Like others mentioned, painting helps preserve the wrap & "lasts" a little longer, plus an un-painted wrap will absorb any fluid it comes into contact with - fuel, oil, brake fluid, etc. & will discolor whereever that happened, giving a splotchy, stained appearance - because it is, stained that is. Thermo-tec sells a "pre-impregnated" black (which is what I used on mine) which might be the way to go if you're going to try & do it "on bike" and not paint afterwards.

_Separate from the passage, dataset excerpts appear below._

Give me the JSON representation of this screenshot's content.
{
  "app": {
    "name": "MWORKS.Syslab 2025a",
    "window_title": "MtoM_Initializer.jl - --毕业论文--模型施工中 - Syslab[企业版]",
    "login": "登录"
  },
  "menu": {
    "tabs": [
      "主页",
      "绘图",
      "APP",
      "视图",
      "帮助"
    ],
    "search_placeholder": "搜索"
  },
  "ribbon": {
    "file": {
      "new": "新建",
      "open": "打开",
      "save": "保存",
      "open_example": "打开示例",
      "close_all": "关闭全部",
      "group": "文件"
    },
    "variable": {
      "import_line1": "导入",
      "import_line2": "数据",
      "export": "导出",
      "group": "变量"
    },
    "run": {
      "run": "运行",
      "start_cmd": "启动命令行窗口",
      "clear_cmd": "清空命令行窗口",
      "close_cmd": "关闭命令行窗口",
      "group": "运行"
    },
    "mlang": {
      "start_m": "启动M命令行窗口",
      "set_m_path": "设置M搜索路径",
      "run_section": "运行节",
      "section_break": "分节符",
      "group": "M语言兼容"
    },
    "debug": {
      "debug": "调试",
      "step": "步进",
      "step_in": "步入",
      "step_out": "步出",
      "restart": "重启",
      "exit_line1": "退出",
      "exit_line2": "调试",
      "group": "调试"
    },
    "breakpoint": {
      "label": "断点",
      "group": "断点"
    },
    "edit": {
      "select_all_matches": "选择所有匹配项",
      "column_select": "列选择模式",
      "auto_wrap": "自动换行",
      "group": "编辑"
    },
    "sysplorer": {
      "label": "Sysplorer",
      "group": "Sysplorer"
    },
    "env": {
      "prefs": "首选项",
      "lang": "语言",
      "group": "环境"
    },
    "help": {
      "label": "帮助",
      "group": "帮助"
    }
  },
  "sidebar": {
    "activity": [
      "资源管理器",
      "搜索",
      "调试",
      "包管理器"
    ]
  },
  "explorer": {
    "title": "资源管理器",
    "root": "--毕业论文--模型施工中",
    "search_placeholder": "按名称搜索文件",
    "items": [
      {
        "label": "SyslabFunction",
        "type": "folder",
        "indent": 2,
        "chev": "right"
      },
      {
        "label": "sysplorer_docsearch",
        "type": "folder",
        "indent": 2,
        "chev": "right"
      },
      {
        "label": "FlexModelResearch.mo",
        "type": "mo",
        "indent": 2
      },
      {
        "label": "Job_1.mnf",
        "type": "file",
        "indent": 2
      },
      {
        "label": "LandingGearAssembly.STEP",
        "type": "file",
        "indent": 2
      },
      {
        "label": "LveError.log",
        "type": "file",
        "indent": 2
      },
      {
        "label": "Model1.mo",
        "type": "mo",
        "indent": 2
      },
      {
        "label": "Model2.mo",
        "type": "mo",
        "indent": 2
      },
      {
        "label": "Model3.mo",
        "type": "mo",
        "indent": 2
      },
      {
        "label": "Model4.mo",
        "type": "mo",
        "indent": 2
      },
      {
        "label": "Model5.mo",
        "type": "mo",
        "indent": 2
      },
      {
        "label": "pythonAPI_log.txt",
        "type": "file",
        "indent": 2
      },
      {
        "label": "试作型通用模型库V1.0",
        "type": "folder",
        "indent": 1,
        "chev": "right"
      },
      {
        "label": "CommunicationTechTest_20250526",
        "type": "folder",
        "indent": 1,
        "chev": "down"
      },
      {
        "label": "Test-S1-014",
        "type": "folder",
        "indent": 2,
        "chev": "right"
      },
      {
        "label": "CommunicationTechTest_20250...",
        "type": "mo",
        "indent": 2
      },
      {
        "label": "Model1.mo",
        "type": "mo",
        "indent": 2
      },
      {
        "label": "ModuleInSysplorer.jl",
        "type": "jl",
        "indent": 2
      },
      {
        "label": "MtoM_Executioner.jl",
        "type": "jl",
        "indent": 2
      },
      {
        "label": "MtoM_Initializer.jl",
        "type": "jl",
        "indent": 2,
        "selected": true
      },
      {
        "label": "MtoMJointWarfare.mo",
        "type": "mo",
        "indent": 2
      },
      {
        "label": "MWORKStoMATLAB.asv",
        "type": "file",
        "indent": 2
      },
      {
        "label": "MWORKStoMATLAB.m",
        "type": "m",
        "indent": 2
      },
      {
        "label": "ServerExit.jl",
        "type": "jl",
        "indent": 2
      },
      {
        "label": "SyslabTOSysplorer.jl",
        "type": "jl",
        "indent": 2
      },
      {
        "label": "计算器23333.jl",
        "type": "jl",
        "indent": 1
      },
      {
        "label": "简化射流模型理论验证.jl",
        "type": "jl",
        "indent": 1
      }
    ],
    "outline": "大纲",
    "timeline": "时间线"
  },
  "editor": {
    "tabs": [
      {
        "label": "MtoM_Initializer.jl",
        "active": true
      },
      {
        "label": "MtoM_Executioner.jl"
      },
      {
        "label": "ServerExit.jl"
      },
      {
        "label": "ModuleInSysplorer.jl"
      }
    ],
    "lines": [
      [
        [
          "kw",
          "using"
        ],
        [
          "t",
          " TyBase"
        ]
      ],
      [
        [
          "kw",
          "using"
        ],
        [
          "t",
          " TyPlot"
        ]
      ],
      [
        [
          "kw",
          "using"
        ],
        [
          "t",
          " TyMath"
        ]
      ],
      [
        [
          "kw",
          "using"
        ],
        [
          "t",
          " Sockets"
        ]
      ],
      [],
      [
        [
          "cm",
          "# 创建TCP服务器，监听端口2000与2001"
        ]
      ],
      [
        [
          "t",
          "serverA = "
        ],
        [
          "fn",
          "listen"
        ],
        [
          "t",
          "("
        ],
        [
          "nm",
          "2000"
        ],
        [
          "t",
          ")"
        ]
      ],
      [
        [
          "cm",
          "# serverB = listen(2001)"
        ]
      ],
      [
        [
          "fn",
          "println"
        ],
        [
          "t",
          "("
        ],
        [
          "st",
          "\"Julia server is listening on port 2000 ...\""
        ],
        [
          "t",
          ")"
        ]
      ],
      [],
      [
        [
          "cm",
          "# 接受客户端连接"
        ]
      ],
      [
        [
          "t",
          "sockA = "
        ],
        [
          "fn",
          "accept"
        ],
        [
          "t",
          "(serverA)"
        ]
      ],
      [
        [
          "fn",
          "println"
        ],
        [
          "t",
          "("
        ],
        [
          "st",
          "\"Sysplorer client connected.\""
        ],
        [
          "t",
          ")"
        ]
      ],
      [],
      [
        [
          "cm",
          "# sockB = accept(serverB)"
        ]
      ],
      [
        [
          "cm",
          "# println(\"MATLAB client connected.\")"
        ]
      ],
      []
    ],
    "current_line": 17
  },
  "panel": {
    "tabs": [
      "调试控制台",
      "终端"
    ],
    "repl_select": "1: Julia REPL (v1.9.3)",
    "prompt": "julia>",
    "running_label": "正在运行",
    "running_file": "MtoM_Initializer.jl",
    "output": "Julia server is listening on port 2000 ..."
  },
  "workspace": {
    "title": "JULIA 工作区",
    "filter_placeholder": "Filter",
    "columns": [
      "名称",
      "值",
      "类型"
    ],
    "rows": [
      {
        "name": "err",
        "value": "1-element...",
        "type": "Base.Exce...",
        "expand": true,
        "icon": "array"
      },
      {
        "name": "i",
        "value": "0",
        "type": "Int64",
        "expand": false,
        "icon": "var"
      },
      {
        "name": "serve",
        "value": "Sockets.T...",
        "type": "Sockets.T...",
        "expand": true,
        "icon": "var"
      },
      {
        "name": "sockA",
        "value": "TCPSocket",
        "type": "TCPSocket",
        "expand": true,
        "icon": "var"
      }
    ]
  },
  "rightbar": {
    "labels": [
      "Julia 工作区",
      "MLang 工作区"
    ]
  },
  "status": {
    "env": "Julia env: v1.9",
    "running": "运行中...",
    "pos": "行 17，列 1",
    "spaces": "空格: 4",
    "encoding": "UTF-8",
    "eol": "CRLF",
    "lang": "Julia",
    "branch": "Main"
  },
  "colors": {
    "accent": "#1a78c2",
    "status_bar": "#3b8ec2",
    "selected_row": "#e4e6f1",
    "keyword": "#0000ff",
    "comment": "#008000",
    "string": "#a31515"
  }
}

Posted October 29, 2007 - 06:38 AM
Posted October 29, 2007 - 07:42 AM
you dont need to get it wet, what you do have to do it pull it thigt as you wrap each time around. I use lacing wire on start and finish and maybe one time in the middle to help hold it. I wish i had some pics of the exhaust i had to wrap for the Predator UAV Rotax engines, id be getting pms like crazy wanting you all to do yours. If you can get some of the aluminized wrap for your outter layer it will look great but like any wrap it doesnt last forever if your offroading and beating through the bushes.
did you paint the wrap?
Posted October 29, 2007 - 10:21 AM
this kinda stuff is what our first 2 layers were, the woven material kind, not fun to wrap but just have to pull it tight and overlap a little bit 2" works awesome for small diameter pipes, ours were 1.25 outside diameter
heres some good pics but i could do a much nicer cleaner job than these pics
this is what we used as outter layer for good looks, you use 2" and fold edge about 1/4 inch so it doesnt fray and overlap with wrap and it looks good if you like the look of this stuff, i see alot of colored cloth wrap which is cool too.